The United States Medical Eligibility Criteria (USMEC) for Contraceptive Use from the Centers for Disease Control and Prevention rates combined hormonal contraception as Category 3 (risks outweigh the benefits) for these AEDs, as well as topiramate.1 They recommend if a patient does use combined oral contraceptives concomitantly that at least a 30 mcg ethinyl estradiol pill be prescribed. They may end up changing their recommendations regarding topiramate because of the emerging data that doses < 200 mg are likely to have no effect. Other medications known to interfere with the efficacy of hormonal contraception include rifampin and rifabutin, which also are rated Category 3, and various anti-retrovirals used to treat human immunodeficiency virus/acquired immunodeficiency syndrome. However, most other antibiotics and antifungals have no effect on the effectiveness of oral contraceptives and are rated Category 1 (no restriction on use) by the USMEC.
REFERENCES
- Curtis KM, Tepper NK, Jatlaoui TC, et al.
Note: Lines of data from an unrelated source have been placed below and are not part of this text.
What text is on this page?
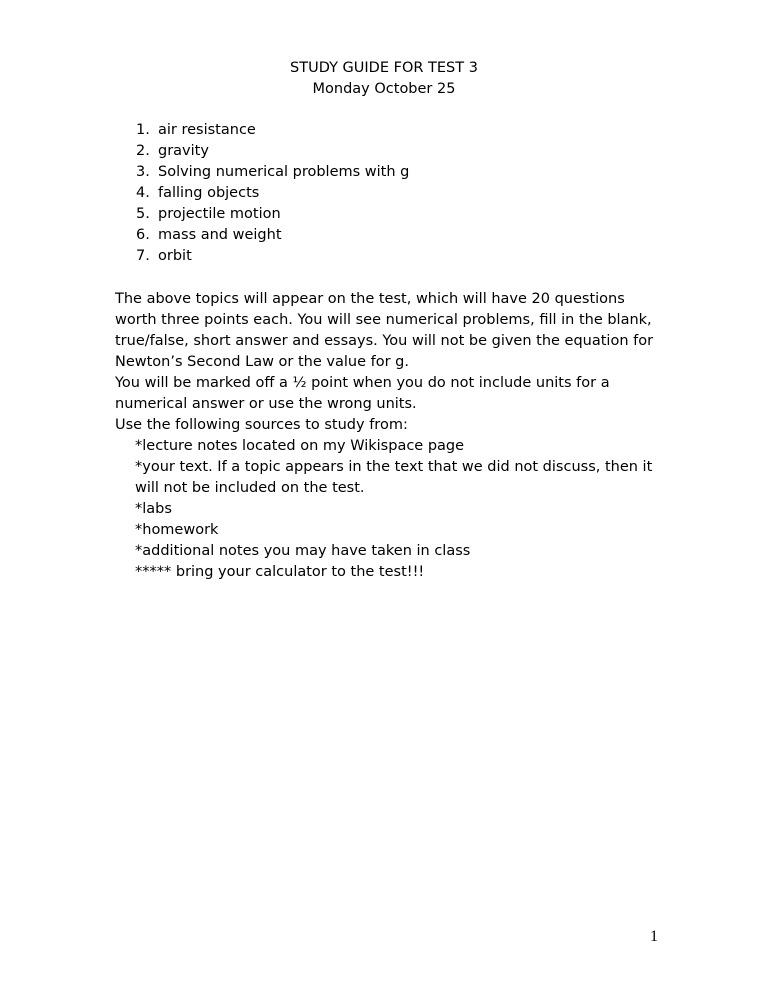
STUDY GUIDE FOR TEST 3
Monday October 25
1. air resistance
2. gravity
3. Solving numerical problems with g
4. falling objects
5. projectile motion
6. mass and weight
7. orbit
The above topics will appear on the test, which will have 20 questions worth three points each. You will see numerical problems, fill in the blank, true/false, short answer and essays. You will not be given the equation for Newton’s Second Law or the value for g.
You will be marked off a ½ point when you do not include units for a numerical answer or use the wrong units.
Use the following sources to study from:
*lecture notes located on my Wikispace page
*your text. If a topic appears in the text that we did not discuss, then it will not be included on the test.
*labs
*homework
*additional notes you may have taken in class
***** bring your calculator to the test!!!
1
U.S. Medical Eligibility Criteria for Contraceptive Use, 2016. MMWR Recomm Rep 2016;65:1-104.
- Doose DR, Wang SS, Padmanabhan M, et al. Effect of topiramate or carbamazepine on the pharmacokinetics of an oral contraceptive containing norethindrone and ethinyl estradiol in healthy obese and nonobese female subjects. Epilepsia 2003;44:540-549.
- Rosenfeld WE, Doose DR, Walker SA, Nayak RK. Effect of topiramate on the pharmacokinetics of an oral contraceptive containing norethindrone and ethinyl estradiol in patients with epilepsy. Epilepsia 1997;38:317-323.